Çatırtılar: Alametler?

Avrupa’nın hegemon gücü, Britanyalı ünlü araştırmacı Hans Kundnani’ye göre ise “jeoekonomik gücü” Almanya, şaşırtıcı boyutlar kazanan servet birikimine rağmen, belki  tam da o yüzden, içeride ve dışarıda ciddi sorunlarla yüz yüze.

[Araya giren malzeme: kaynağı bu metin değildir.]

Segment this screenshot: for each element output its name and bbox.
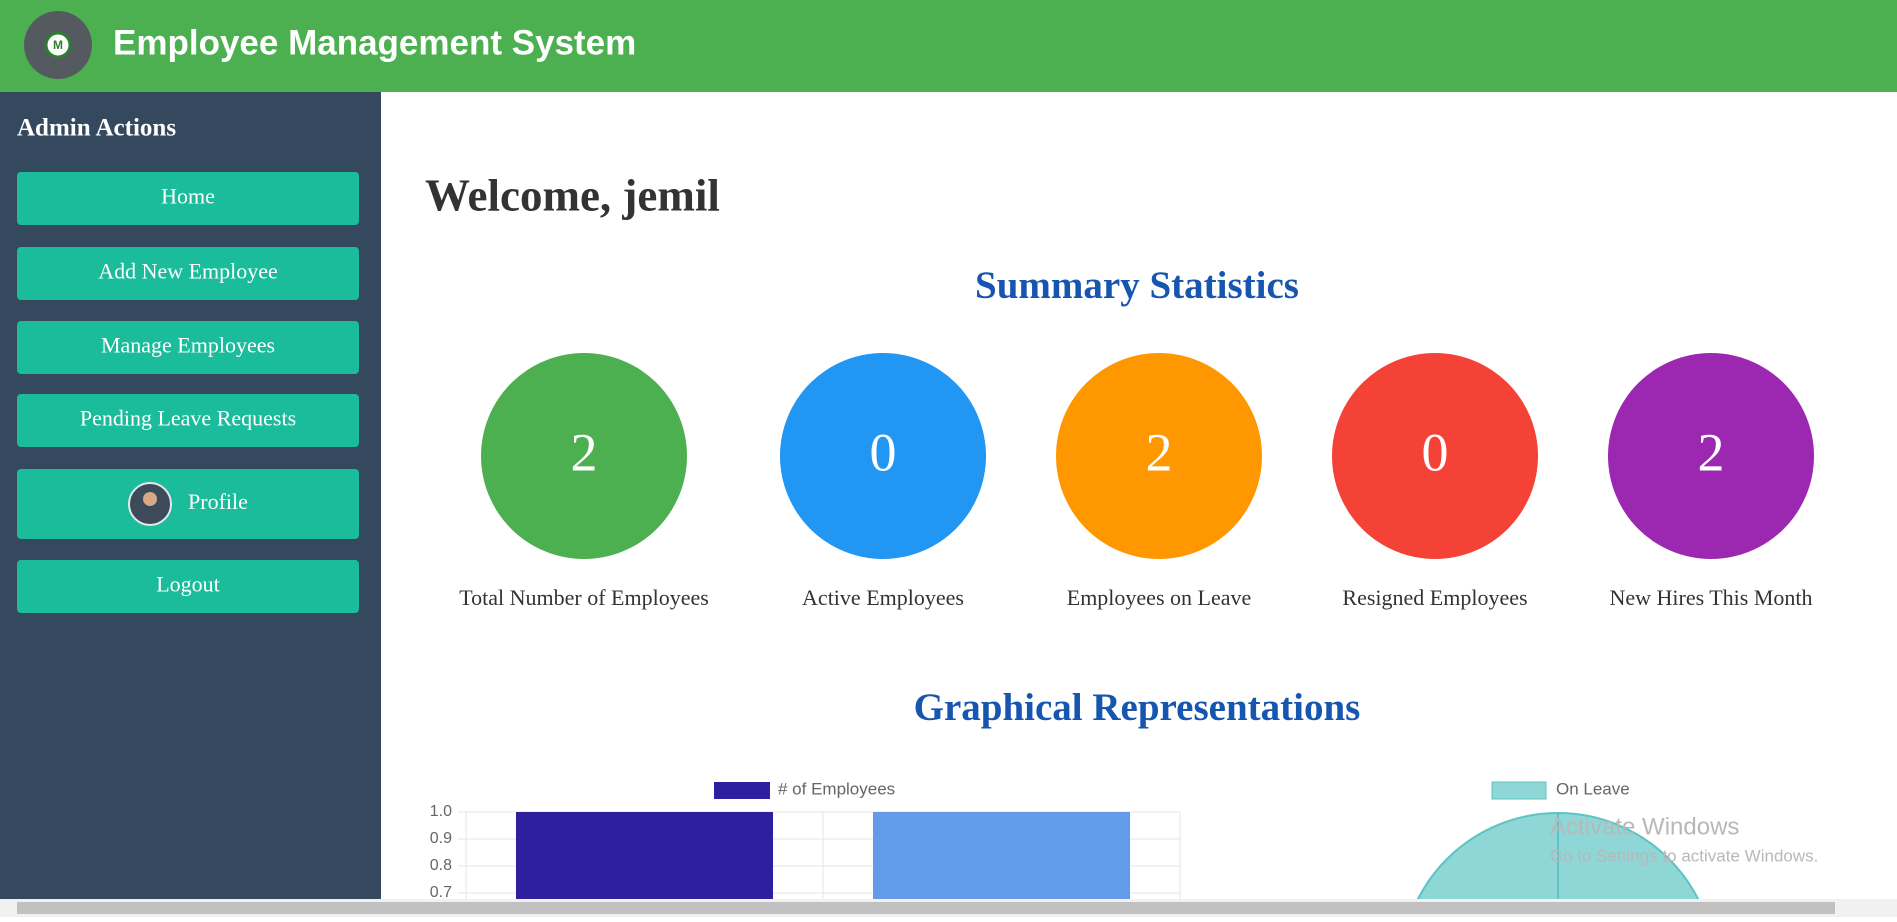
- nav-button-label: Logout: [156, 572, 220, 597]
- stat-label: Employees on Leave: [1067, 585, 1252, 610]
- nav-button-label: Profile: [188, 489, 248, 514]
- logo-letter: M: [53, 38, 63, 52]
- bar: [515, 812, 774, 899]
- stat-circle: [1608, 353, 1814, 559]
- watermark-subtitle: Go to Settings to activate Windows.: [1550, 846, 1818, 865]
- nav-button[interactable]: [17, 394, 359, 447]
- avatar-face: [143, 492, 157, 506]
- stat-value: 2: [1146, 422, 1173, 482]
- nav-button-label: Pending Leave Requests: [80, 406, 296, 431]
- bar: [872, 812, 1131, 899]
- stat-circle: [780, 353, 986, 559]
- y-tick-label: 0.8: [430, 857, 452, 874]
- legend-swatch: [1491, 781, 1547, 800]
- stat-value: 0: [1422, 422, 1449, 482]
- stat-label: Resigned Employees: [1342, 585, 1527, 610]
- y-tick-label: 0.9: [430, 830, 452, 847]
- logo-inner: [44, 31, 72, 59]
- nav-button-label: Manage Employees: [101, 333, 275, 358]
- summary-title: Summary Statistics: [975, 264, 1299, 307]
- watermark-title: Activate Windows: [1550, 813, 1739, 840]
- nav-button[interactable]: [17, 560, 359, 613]
- scrollbar-thumb[interactable]: [17, 902, 1835, 914]
- stat-value: 0: [870, 422, 897, 482]
- app-title: Employee Management System: [113, 23, 636, 62]
- stat-value: 2: [1698, 422, 1725, 482]
- y-tick-label: 1.0: [430, 803, 452, 820]
- legend-label: On Leave: [1556, 779, 1630, 798]
- welcome: Welcome, jemil: [425, 170, 720, 220]
- nav-button-label: Add New Employee: [98, 259, 278, 284]
- stat-label: Total Number of Employees: [459, 585, 709, 610]
- legend-label: # of Employees: [778, 779, 895, 798]
- nav-button-label: Home: [161, 184, 215, 209]
- nav-button[interactable]: [17, 469, 359, 539]
- nav-button[interactable]: [17, 247, 359, 300]
- header-bar: [0, 0, 1897, 92]
- stat-label: New Hires This Month: [1609, 585, 1812, 610]
- stat-circle: [1056, 353, 1262, 559]
- stat-label: Active Employees: [802, 585, 964, 610]
- nav-button[interactable]: [17, 321, 359, 374]
- stat-circle: [481, 353, 687, 559]
- stat-circle: [1332, 353, 1538, 559]
- graphs-title: Graphical Representations: [914, 686, 1361, 729]
- stat-value: 2: [571, 422, 598, 482]
- nav-button[interactable]: [17, 172, 359, 225]
- y-tick-label: 0.7: [430, 884, 452, 901]
- legend-swatch: [714, 782, 770, 799]
- sidebar-title: Admin Actions: [17, 115, 176, 142]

Bu sorunlar böyle birikirse, Türkiye’nin dış dünyadaki ilk irtibat merkezi Almanya, ciddi bir gerilime sahne olur.

Sorunlar dedik...

Dışarıda: AB’nin, Almanya’ya yakın Avusturya ve Hollanda, bir de İskandinav ülkeleri dışındaki eski zenginleri (“Bir zamanlar kartaldılar!”), siyaset sınıfları ne derse desin, pratikte ve somut rakamlarla, bu eşitsizlik cehenneminde yanıp duruyor. Sadece çevre (Atina, Lizbon, Madrid, Sofya, Bükreş vs.) değil, eski merkez dediğimiz Paris, Londra, Roma da...

Ernest Mandel okulunun çalışkan öğrencisi ve Almanca konuşulan dünyanın gerçekten iyi iktisat gazetecilerinden Winfried Wolf, galiba sekiz yılı geride bırakan üç aylık sosyalist iktisat dergisi “Lunapark21”in yeni sayısında avronun AB’nin merkeziyle çevresi arasındaki uçurumu nasıl açtığını belgeliyor. Cari denge tablolarından biri gerçekten acımasız: Federal Almanya avro öncesi (1993-2000) dönemde 172,5 milyar avro tutarında bir cari açık verirken, avro döneminde (2001-2015) tam 2 trilyon 55 milyar avroluk bir cari fazla vermiş. Küçük ve Almanya’nın yedek lastiği Avusturya da çok kârlı. Ama durum Fransa, İtalya için bile felaket. Fransa avro öncesi dönemde 175,2 milyar avroluk cari denge fazlası verirken, yani bazı kalemleri ihmal ederek ve kabaca söylersek, elde ettiği döviz harcadığından fazla olurken, bu rakam 2001-2015 döneminde 312,9 milyar avroluk bir cari açığa dönüşmüş. İtalya ilk dönemde gerçekleşen 132,2 milyar avroluk cari fazlasını, avro sonrasında 169,1 milyar avroluk bir açık olarak “idrak etmiş” durumda. İspanya’nın da, yine aynı dönemde, 39,9 milyar avroluk cari açıktan yaklaşık yarım trilyon avroluk bir cari açığa “yükseldiğini” gözlüyoruz. Yunanistan avro öncesi dönemdeki 28,8 milyar avroluk açığını, avro sonrasında 235,3 milyar avroya yükseltme “başarısını” gösteriyor. Portekiz de benzer rakamlara sahip. Özetle, çevre merkeze, daha doğrusu Almanya’ya çalışıyor.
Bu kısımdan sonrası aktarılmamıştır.